Critical Values
To determine whether a t statistic or F statistic has less than a .05 (or .01) probability of occurring by chance, the observed (i.e., calculated) statistic is compared to a critical value taken from a probability table. The exact critical value used for any one comparison depends on the level of significance chosen, the number of observations in each group, the number of groups being compared, and whether the researcher has a directional or non-directional hypothesis. Using information about the above factors a researcher obtains a critical value and compares the observed value to it. If the observed value fails to exceed the critical value, the null hypothesis is retained and the results of the study are said to be inconclusive. If the observed value is more extreme than the critical value, the null hypothesis is rejected, the results are said to be statistically significant, and the research hypothesis is said to have received support from the study.

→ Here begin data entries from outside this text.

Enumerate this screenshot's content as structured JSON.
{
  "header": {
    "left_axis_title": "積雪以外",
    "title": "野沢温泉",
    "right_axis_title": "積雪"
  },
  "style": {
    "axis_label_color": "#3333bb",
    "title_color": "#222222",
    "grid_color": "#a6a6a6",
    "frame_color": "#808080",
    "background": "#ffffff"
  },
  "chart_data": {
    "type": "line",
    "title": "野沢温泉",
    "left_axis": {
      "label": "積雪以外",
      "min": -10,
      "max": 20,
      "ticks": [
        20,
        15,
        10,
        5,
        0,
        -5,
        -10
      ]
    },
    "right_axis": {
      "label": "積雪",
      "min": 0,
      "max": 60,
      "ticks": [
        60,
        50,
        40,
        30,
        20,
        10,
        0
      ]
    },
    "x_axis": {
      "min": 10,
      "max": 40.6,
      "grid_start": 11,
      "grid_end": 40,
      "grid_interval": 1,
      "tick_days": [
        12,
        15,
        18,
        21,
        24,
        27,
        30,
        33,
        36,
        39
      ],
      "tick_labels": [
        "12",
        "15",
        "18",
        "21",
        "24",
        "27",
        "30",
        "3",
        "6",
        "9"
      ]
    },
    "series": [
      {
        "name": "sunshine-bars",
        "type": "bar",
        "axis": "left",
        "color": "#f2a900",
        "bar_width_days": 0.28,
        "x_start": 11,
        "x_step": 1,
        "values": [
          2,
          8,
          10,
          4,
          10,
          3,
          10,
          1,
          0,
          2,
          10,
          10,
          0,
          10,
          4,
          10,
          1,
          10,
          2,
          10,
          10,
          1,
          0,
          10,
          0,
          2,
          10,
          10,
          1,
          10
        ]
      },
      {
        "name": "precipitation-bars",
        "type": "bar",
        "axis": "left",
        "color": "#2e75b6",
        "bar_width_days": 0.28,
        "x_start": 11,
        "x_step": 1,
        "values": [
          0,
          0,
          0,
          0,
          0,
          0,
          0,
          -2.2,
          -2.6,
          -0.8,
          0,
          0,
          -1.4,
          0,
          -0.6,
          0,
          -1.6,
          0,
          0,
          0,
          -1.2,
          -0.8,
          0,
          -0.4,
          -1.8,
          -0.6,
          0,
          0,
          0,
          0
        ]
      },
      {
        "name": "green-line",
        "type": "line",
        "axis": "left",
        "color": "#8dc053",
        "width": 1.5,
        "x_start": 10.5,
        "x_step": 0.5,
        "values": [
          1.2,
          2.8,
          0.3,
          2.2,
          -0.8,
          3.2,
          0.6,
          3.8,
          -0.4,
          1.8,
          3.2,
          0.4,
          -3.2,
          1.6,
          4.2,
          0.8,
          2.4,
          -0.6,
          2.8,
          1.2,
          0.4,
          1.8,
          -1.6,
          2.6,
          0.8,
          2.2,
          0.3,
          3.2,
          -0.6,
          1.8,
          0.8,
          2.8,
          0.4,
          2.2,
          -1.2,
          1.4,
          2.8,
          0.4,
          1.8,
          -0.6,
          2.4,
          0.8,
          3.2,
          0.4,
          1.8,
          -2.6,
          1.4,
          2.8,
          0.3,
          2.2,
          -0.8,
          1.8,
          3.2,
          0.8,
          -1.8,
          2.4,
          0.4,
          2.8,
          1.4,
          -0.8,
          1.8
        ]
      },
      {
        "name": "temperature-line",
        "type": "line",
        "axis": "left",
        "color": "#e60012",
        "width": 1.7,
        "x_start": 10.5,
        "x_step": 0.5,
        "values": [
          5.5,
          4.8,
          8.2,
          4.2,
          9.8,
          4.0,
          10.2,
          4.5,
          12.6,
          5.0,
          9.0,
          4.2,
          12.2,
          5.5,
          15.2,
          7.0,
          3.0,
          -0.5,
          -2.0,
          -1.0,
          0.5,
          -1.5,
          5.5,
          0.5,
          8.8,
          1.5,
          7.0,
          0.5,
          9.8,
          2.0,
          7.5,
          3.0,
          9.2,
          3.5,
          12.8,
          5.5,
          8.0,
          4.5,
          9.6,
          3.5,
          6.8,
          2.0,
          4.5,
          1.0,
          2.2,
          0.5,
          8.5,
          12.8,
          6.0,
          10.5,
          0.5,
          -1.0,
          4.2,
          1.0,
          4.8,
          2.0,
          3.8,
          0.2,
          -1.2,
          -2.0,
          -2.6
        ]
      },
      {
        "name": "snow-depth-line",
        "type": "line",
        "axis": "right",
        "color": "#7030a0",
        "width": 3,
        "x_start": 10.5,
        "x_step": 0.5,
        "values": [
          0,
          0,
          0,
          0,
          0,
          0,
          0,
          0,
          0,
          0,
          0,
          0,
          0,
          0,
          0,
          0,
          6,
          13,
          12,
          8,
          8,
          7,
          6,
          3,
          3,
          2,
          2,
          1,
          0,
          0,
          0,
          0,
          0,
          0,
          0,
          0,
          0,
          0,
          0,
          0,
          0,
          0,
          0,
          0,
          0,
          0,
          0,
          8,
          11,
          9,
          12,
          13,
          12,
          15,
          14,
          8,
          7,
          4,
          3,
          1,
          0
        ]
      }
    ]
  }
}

Note that statistical significance is a statement of probability. We can never be certain that what is true of our samples is also true of the populations they represent. This is one of the reasons why all scientific findings are tentative. Moreover, statistical significance does not indicate practical significance. A statistically significant effect may be too small or be produced at too great a cost of time or money to be useful. What if those who practice over-learning must study two extra hours each day to improve their exam performance by a statistically significant, yet relatively small, 3 points? Knowing this, students might choose to spend their time in another way. As the American statesman Henry Clay (1777-1852) noted, in determining the importance of research findings, by themselves "statistics are no substitute for judgment."